The Lights gathered around him, lifting him gently in arms he couldn’t see. They flew through the air, towards what must be the center of the crater. From this high up, he could see the whole of the forest, and rolling hills, vast grassy plains and a deep blue river tumbling over multicolored rocks. In the distance, he could see dryer, arid land with towering mesas, and a snow-capped mountain- places that brushed against memories of family trips as a child. A whole ecosystem was spread out before him, and he seemed to know it all by heart already.

Their flight slowed, and Kirt saw they were approaching what looked to be a small town. Almost painfully familiar, he saw buildings ready for for housing, and simple businesses. All the equipment for basic farming was already lined up beside silos and barns. The only unusual feature was a long building to one side, and a spire of many-faceted crystal in the middle of the town.

Setting him down by this spire, the Lights arrayed themselves around it.

     Your people await in there. 

One of the Lights glinted in the direction of the long building. Entering through the wide double door that was standing ajar, Kirt saw they were telling the truth. Rows of beds along the walls held sleeping men, women and children. A set of beds closer to the doors held his crew- Cellen snoring away, Jules with one leg sprawled out of the blanket, the rest tucked in snug like they’d been sleeping for hours.

There were long rows of tables down the middle of the hall, and he could see through a half wall into an kitchen. The arrangement made perfect sense, dormitory and mess while they sorted out who would live where, communal hall once things settled down. It was exactly the way he would have done it.

Stepping back outside, he wandered around exploring, his mind occupied with making plans, organizing in his head how the colony would work the best.

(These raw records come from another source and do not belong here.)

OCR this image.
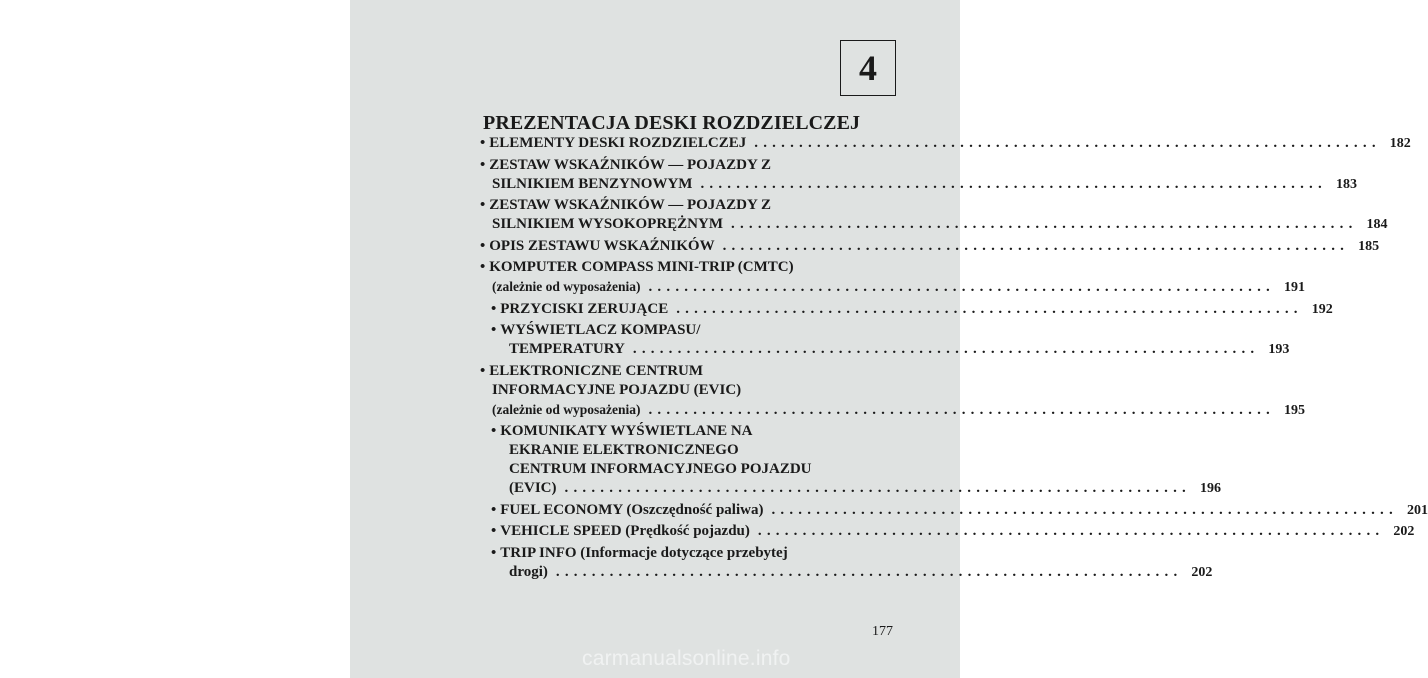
4
PREZENTACJA DESKI ROZDZIELCZEJ
• ELEMENTY DESKI ROZDZIELCZEJ ...................................................................... 182
• ZESTAW WSKAŹNIKÓW — POJAZDY Z
SILNIKIEM BENZYNOWYM ...................................................................... 183
• ZESTAW WSKAŹNIKÓW — POJAZDY Z
SILNIKIEM WYSOKOPRĘŻNYM ...................................................................... 184
• OPIS ZESTAWU WSKAŹNIKÓW ...................................................................... 185
• KOMPUTER COMPASS MINI-TRIP (CMTC)
(zależnie od wyposażenia) ...................................................................... 191
• PRZYCISKI ZERUJĄCE ...................................................................... 192
• WYŚWIETLACZ KOMPASU/
TEMPERATURY ...................................................................... 193
• ELEKTRONICZNE CENTRUM
INFORMACYJNE POJAZDU (EVIC)
(zależnie od wyposażenia) ...................................................................... 195
• KOMUNIKATY WYŚWIETLANE NA
EKRANIE ELEKTRONICZNEGO
CENTRUM INFORMACYJNEGO POJAZDU
(EVIC) ...................................................................... 196
• FUEL ECONOMY (Oszczędność paliwa) ...................................................................... 201
• VEHICLE SPEED (Prędkość pojazdu) ...................................................................... 202
• TRIP INFO (Informacje dotyczące przebytej
drogi) ...................................................................... 202
177
carmanualsonline.info
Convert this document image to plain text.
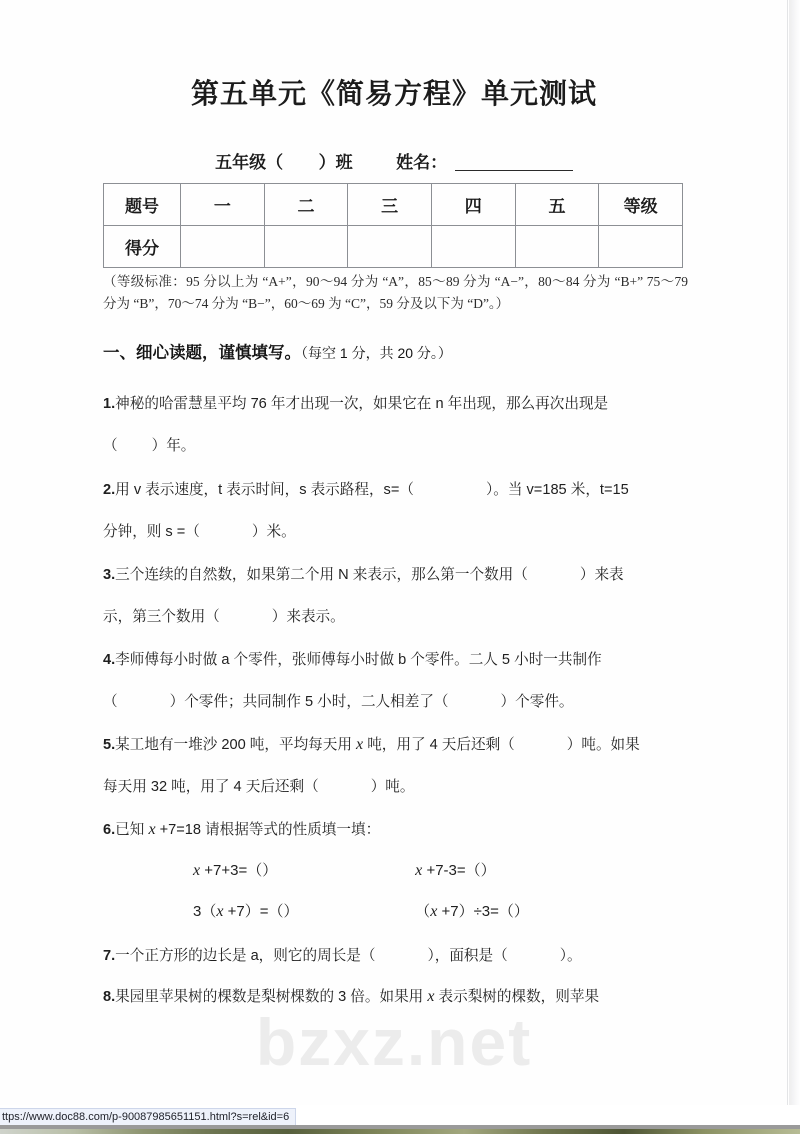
第五单元《简易方程》单元测试
五年级（ ）班	姓名：
题号	一	二	三	四	五	等级
得分						
（等级标准：95 分以上为 “A+”，90～94 分为 “A”，85～89 分为 “A−”，80～84 分为 “B+” 75～79 分为 “B”，70～74 分为 “B−”，60～69 为 “C”，59 分及以下为 “D”。）
一、细心读题，谨慎填写。（每空 1 分，共 20 分。）
1.神秘的哈雷慧星平均 76 年才出现一次，如果它在 n 年出现，那么再次出现是
（ ）年。
2.用 v 表示速度，t 表示时间，s 表示路程，s=（	）。当 v=185 米，t=15
分钟，则 s =（	）米。
3.三个连续的自然数，如果第二个用 N 来表示，那么第一个数用（	）来表
示，第三个数用（	）来表示。
4.李师傅每小时做 a 个零件，张师傅每小时做 b 个零件。二人 5 小时一共制作
（	）个零件；共同制作 5 小时，二人相差了（	）个零件。
5.某工地有一堆沙 200 吨，平均每天用 x 吨，用了 4 天后还剩（	）吨。如果
每天用 32 吨，用了 4 天后还剩（	）吨。
6.已知 x +7=18 请根据等式的性质填一填：
x +7+3=（）	x +7-3=（）
3（x +7）=（）	（x +7）÷3=（）
7.一个正方形的边长是 a，则它的周长是（	），面积是（	）。
8.果园里苹果树的棵数是梨树棵数的 3 倍。如果用 x 表示梨树的棵数，则苹果
bzxz.net
ttps://www.doc88.com/p-90087985651151.html?s=rel&id=6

     Huh. Colony. He thought to himself. I guess we really are one now, aren’t we? 

The sun was starting to set (he paused a moment to wonder how it was doing that, when there wasn’t actually a star out there…) so he walked reverently back over to the spire where the Lights waited. Now that he looked closely at it, the base of stone seemed to rise straight from the ground, and what he thought was a single crystal, was five delicate ones, intertwined. It glinted and sparkled in the fading light, giving him a chill of awe that he’d never really experienced before.

“Are you… are you the Gods?”

    No, we are not what your kind think of as such. We are Guardians. We heard your voice, and took you into our care.

The five beams seemed to shimmer, and started to draw back together. Kirt threw out his hands in dismay.

“Wait! How do I wake them up? Are they all alright? What if we need you again?”

The Lights grew into the glowing blue star that Kirt first saw, shivering and glinting, almost as if it was laughing.

     When your Sun next rises, they will awake whole and well. If you remember us, and truly need us, we will hear. 

The star of Light scintillated and glistened, drawing itself into the crystal spire until it refracted rainbows throughout the town; and then it shot up in a brilliant beam through the surface of the dome, and out of sight.

Kirt was left alone in his new town, on his new world, sitting on a bench under a familiar, impossible moon- waiting for the new day to begin.